Initially, I was going to name the piece "Mother," but that seemed rather drab and cliche, and it didn't capture any of the depth of this particular mother's heart. So, I named it "Expectations." Yes, she is "expecting," as we like to say of a pregnant woman, but the deeper expectations – those filling her mind and soul – overflow, even overwhelm her. When I look at her, I see so much she might be expressing: tenderness, awe, anticipation, hope... A new mother is filled with so much beauty!

But I also see emotions less discussed, perhaps even less "acceptable" though sincere just the same. Many, many mothers (including me), while filled with a new life, are also filled with fear, uncertainty, even sorrow for personal freedoms now lost. There are so many unknowns, challenges, and sacrifices that lie ahead.

I didn't know it when I drew her, but just creating this art was part of my own preparation for birth, helping me to acknowledge and face both the joyous and the not-so-joyous emotions that now welled up within me.

And though I've been pregnant twice before, the expectations filling my mind and heart now include all these and others.
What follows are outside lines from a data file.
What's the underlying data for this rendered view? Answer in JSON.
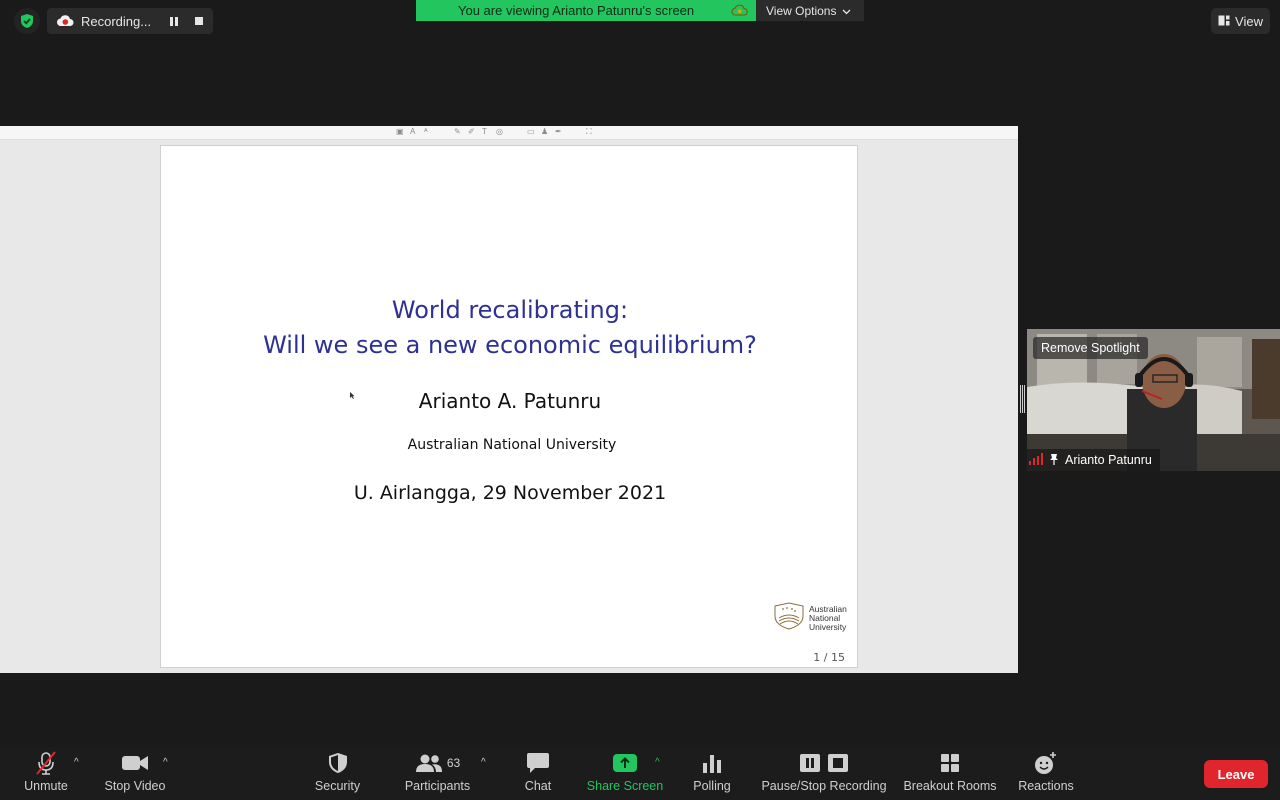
{
  "top": {
    "recording_label": "Recording...",
    "viewing_banner": "You are viewing Arianto Patunru's screen",
    "view_options_label": "View Options",
    "view_label": "View"
  },
  "slide": {
    "title_line1": "World recalibrating:",
    "title_line2": "Will we see a new economic equilibrium?",
    "author": "Arianto A. Patunru",
    "institution": "Australian National University",
    "event": "U. Airlangga, 29 November 2021",
    "logo_line1": "Australian",
    "logo_line2": "National",
    "logo_line3": "University",
    "page": "1 / 15",
    "title_color": "#2e3192"
  },
  "video": {
    "remove_spotlight": "Remove Spotlight",
    "participant_name": "Arianto Patunru"
  },
  "toolbar": {
    "unmute": "Unmute",
    "stop_video": "Stop Video",
    "security": "Security",
    "participants": "Participants",
    "participants_count": "63",
    "chat": "Chat",
    "share_screen": "Share Screen",
    "polling": "Polling",
    "pause_stop_recording": "Pause/Stop Recording",
    "breakout_rooms": "Breakout Rooms",
    "reactions": "Reactions",
    "leave": "Leave",
    "accent_green": "#22c55e",
    "leave_red": "#e0262c"
  }
}
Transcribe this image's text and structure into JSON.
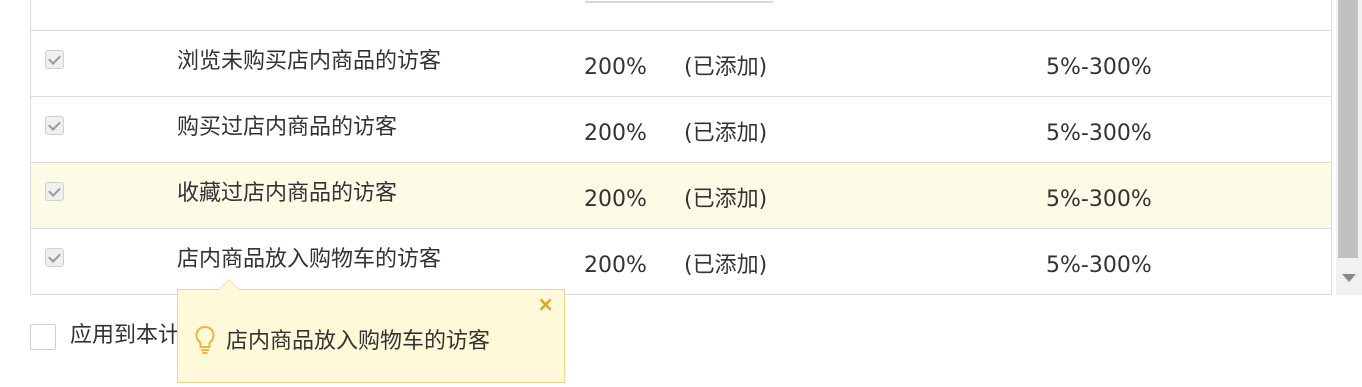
{
  "rows": [
    {
      "name": "浏览未购买店内商品的访客",
      "percent": "200%",
      "status": "(已添加)",
      "range": "5%-300%"
    },
    {
      "name": "购买过店内商品的访客",
      "percent": "200%",
      "status": "(已添加)",
      "range": "5%-300%"
    },
    {
      "name": "收藏过店内商品的访客",
      "percent": "200%",
      "status": "(已添加)",
      "range": "5%-300%"
    },
    {
      "name": "店内商品放入购物车的访客",
      "percent": "200%",
      "status": "(已添加)",
      "range": "5%-300%"
    }
  ],
  "apply": {
    "label": "应用到本计"
  },
  "tooltip": {
    "text": "店内商品放入购物车的访客",
    "close": "×"
  },
  "colors": {
    "highlight_row": "#fbfbe6",
    "tooltip_bg": "#fff9d9",
    "tooltip_border": "#f1d487",
    "accent": "#e0a128"
  }
}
After experiencing motherhood for the past four years, I have clearer ideas of what to expect. Of our baby. Of myself. Of my husband. But there are still untold storylines ahead of us. I will love and give in larger measures. I will be pushed to new limits. I will continue to learn and grow in unpredictable ways, even as those around me do the same.

Until each of those days comes into view, I expect that this child, like our first two, will change me – and all of us – in ways I cannot yet fathom.